Teachers often think of the stress that comes into their lives because of their students, but

not as often do they to think of the stress they are bringing into their own student's lives. A

teacher that is experiencing burnout is going to inflict stress on their students just as much as

they are inflicting it on themselves. A 2016 study found higher rates or cortisol, the chemical in

the brain responsible for stress, present in elementary school students that had teachers that were

experiencing burnout (Oberle, 2016). The study found an objective relationship between the

biological stress of students and teachers rates of emotional exhaustion. Teachers experiencing

burnout reported feeling depersonalized from their students; including feeling negative, irritable,

and cynical towards their students (Oberle, 2016). A student in a classroom like this is not going

to benefit academically and their growth will suffer as a result. Teachers that are experiencing

burnout and feel the temptation to drop out of the profession need to evaluate their choices and

decide what is best for themselves, even if that means losing their students. A whopping 40-50

percent of new American teachers leave their job as educators within their first three years

(Oberle, 2016). Therefore, teachers feeling distressed should know that they are not alone and

that there are resources out there that have helped teachers in similar situations.
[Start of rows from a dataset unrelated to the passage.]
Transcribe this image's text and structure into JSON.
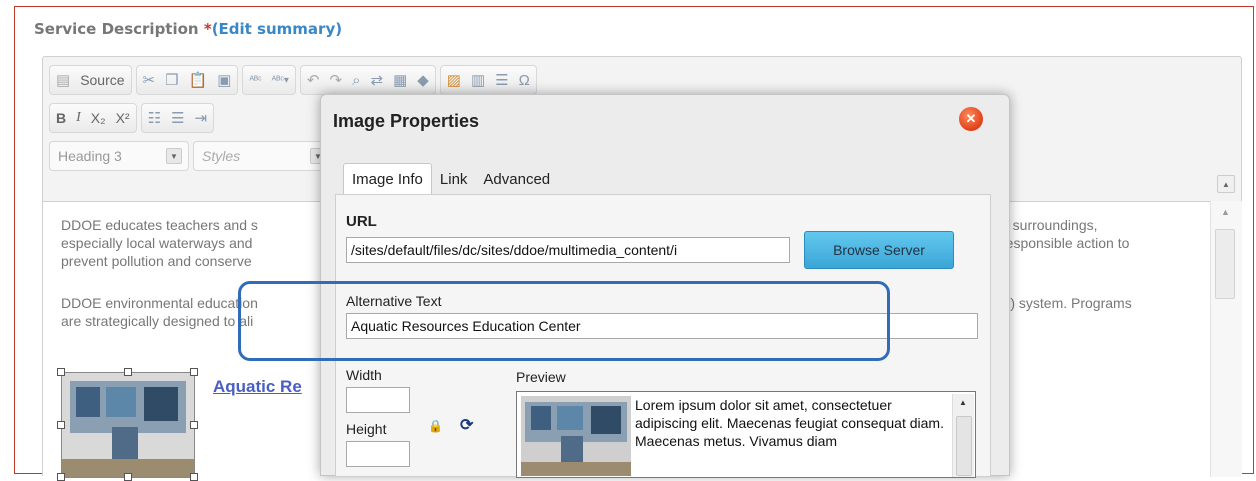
{
  "section": {
    "title": "Service Description ",
    "required": "*",
    "edit_link": "(Edit summary)"
  },
  "toolbar": {
    "source_label": "Source",
    "bold": "B",
    "italic": "I",
    "subscript": "X₂",
    "superscript": "X²",
    "format_value": "Heading 3",
    "styles_placeholder": "Styles"
  },
  "content": {
    "para1_line1": "DDOE educates teachers and s",
    "para1_line2": "especially local waterways and",
    "para1_line3": "prevent pollution and conserve",
    "para1_right1": "ir surroundings,",
    "para1_right2": "responsible action to",
    "para2_line1": "DDOE environmental education",
    "para2_line2": "are strategically designed to ali",
    "para2_right1": "S) system. Programs",
    "link_text": "Aquatic Re"
  },
  "dialog": {
    "title": "Image Properties",
    "tabs": [
      "Image Info",
      "Link",
      "Advanced"
    ],
    "url_label": "URL",
    "url_value": "/sites/default/files/dc/sites/ddoe/multimedia_content/i",
    "browse_label": "Browse Server",
    "alt_label": "Alternative Text",
    "alt_value": "Aquatic Resources Education Center",
    "width_label": "Width",
    "height_label": "Height",
    "preview_label": "Preview",
    "preview_text": "Lorem ipsum dolor sit amet, consectetuer adipiscing elit. Maecenas feugiat consequat diam. Maecenas metus. Vivamus diam"
  },
  "colors": {
    "frame_border": "#c0392b",
    "highlight": "#2f6db8",
    "browse_button": "#3aa5d6",
    "link": "#4a5fc1"
  }
}
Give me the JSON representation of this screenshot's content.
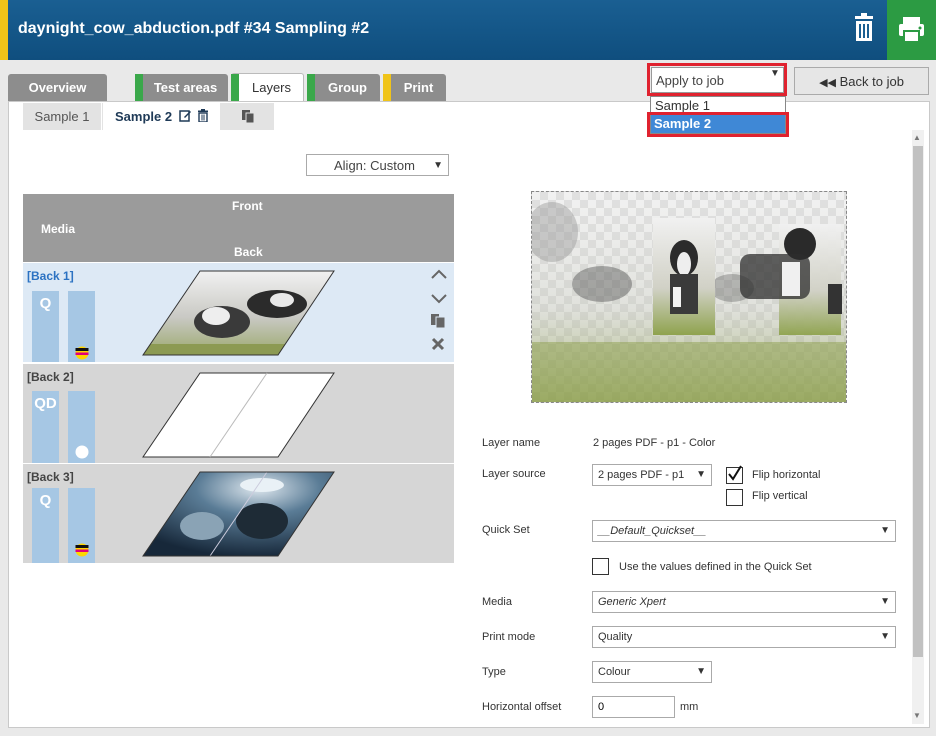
{
  "header": {
    "title": "daynight_cow_abduction.pdf #34 Sampling #2"
  },
  "tabs": [
    {
      "label": "Overview",
      "accent": ""
    },
    {
      "label": "Test areas",
      "accent": "#3aa84a"
    },
    {
      "label": "Layers",
      "accent": "#3aa84a"
    },
    {
      "label": "Group",
      "accent": "#3aa84a"
    },
    {
      "label": "Print",
      "accent": "#f0c419"
    }
  ],
  "apply": {
    "selected": "Apply to job",
    "options": [
      "Sample 1",
      "Sample 2"
    ]
  },
  "back_label": "Back to job",
  "subtabs": {
    "sample1": "Sample 1",
    "sample2": "Sample 2"
  },
  "align": {
    "label": "Align: Custom"
  },
  "media_table": {
    "media": "Media",
    "front": "Front",
    "back": "Back",
    "rows": [
      {
        "label": "[Back 1]",
        "mode": "Q"
      },
      {
        "label": "[Back 2]",
        "mode": "QD"
      },
      {
        "label": "[Back 3]",
        "mode": "Q"
      }
    ]
  },
  "layer": {
    "name_label": "Layer name",
    "name_value": "2 pages PDF - p1 - Color",
    "source_label": "Layer source",
    "source_value": "2 pages PDF - p1",
    "flip_h": "Flip horizontal",
    "flip_v": "Flip vertical",
    "quickset_label": "Quick Set",
    "quickset_value": "__Default_Quickset__",
    "use_values": "Use the values defined in the Quick Set",
    "media_label": "Media",
    "media_value": "Generic Xpert",
    "printmode_label": "Print mode",
    "printmode_value": "Quality",
    "type_label": "Type",
    "type_value": "Colour",
    "hoffset_label": "Horizontal offset",
    "hoffset_value": "0",
    "hoffset_unit": "mm"
  },
  "colors": {
    "header": "#12548a",
    "accent_yellow": "#f0c419",
    "green": "#2c9b43",
    "highlight": "#e0222f",
    "selected": "#3f88d6"
  }
}
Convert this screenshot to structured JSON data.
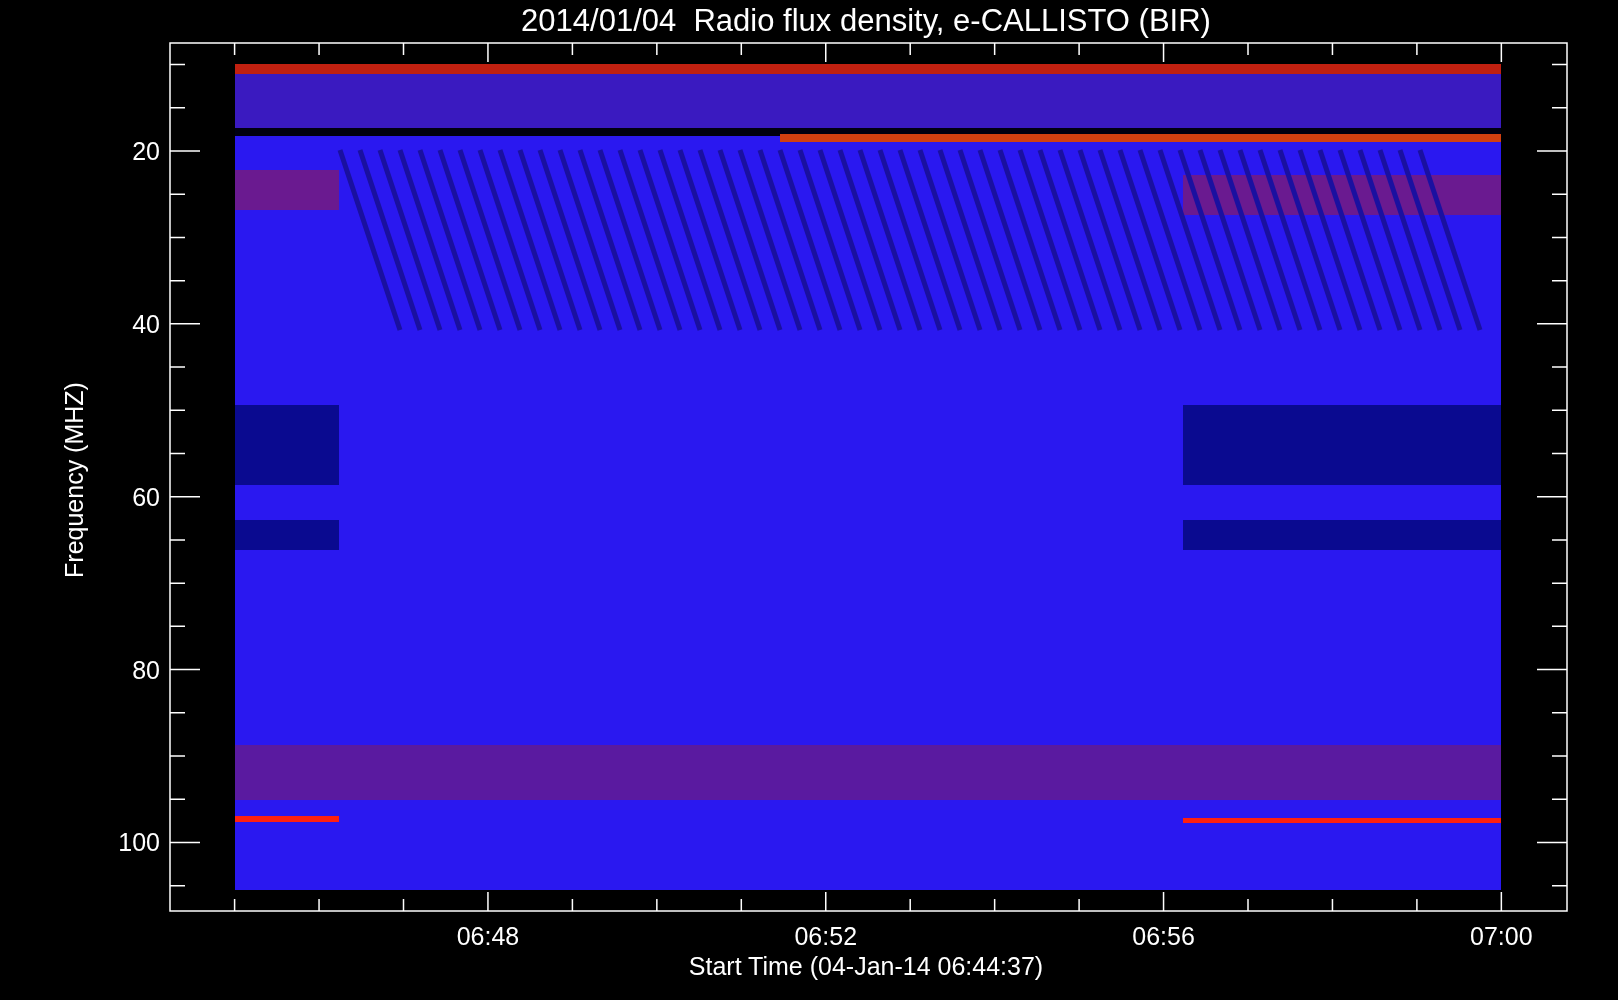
{
  "title": "2014/01/04  Radio flux density, e-CALLISTO (BIR)",
  "y_axis": {
    "label": "Frequency (MHZ)",
    "ticks": [
      "20",
      "40",
      "60",
      "80",
      "100"
    ]
  },
  "x_axis": {
    "label": "Start Time (04-Jan-14 06:44:37)",
    "ticks": [
      "06:48",
      "06:52",
      "06:56",
      "07:00"
    ]
  }
}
Given the discussion and research provided, the following resources and solutions can be

provided for schools and faculty. The first resource that should be implemented is a Third Party

Mental Health Counselor assigned to every school. This counselor meets with the teachers

weekly to evaluate their mental health and provide resources and advice for the things they are

struggling on. These counselors would be different than a school counselor because the hope is

that the faculty would feel confident confiding in them without the worry that other employees at

the school may find out. Another resource would be a Required Self-Care Plan created and

completed by every teacher at the beginning of the school year. This self-care plan would map

out coping strategies and people they can contact if they are feeling down or overwhelmed.

Preparing teachers before burnout begins is the best way to prevent it.

Another major resource would be specialized Training for Teachers. This would mean

mandatory stress management workshops as stress is a common aspect in the teaching

profession. These classes would hopefully provide skills and strategies for stress management in

their current affairs as well as future dilemmas. The second training would be monthly

mindfulness classes. The hope for these classes is to show teachers how to be mindful in their

daily lives. These skills could even be used in the classroom with the students. The last training

workshop would be crisis training. With an increase in school shootings, teen suicide, and other

traumatic events these workshops would provide teachers with the skills and resources to better

equip them to handle the crisis in their classroom and students.

In addition to these resources, the following suggestions would help decrease teacher

burnout across the board. Extra funding for the school would allow schools to put more money

into their materials and resources. Extra funding would also make having a mental health

counselor, extra workshops, and training for the teachers possible. Similarly, increase pay for

teachers would increase teacher morale. Feeling defeated and unappreciated in the classroom as

well as society can be overwhelming.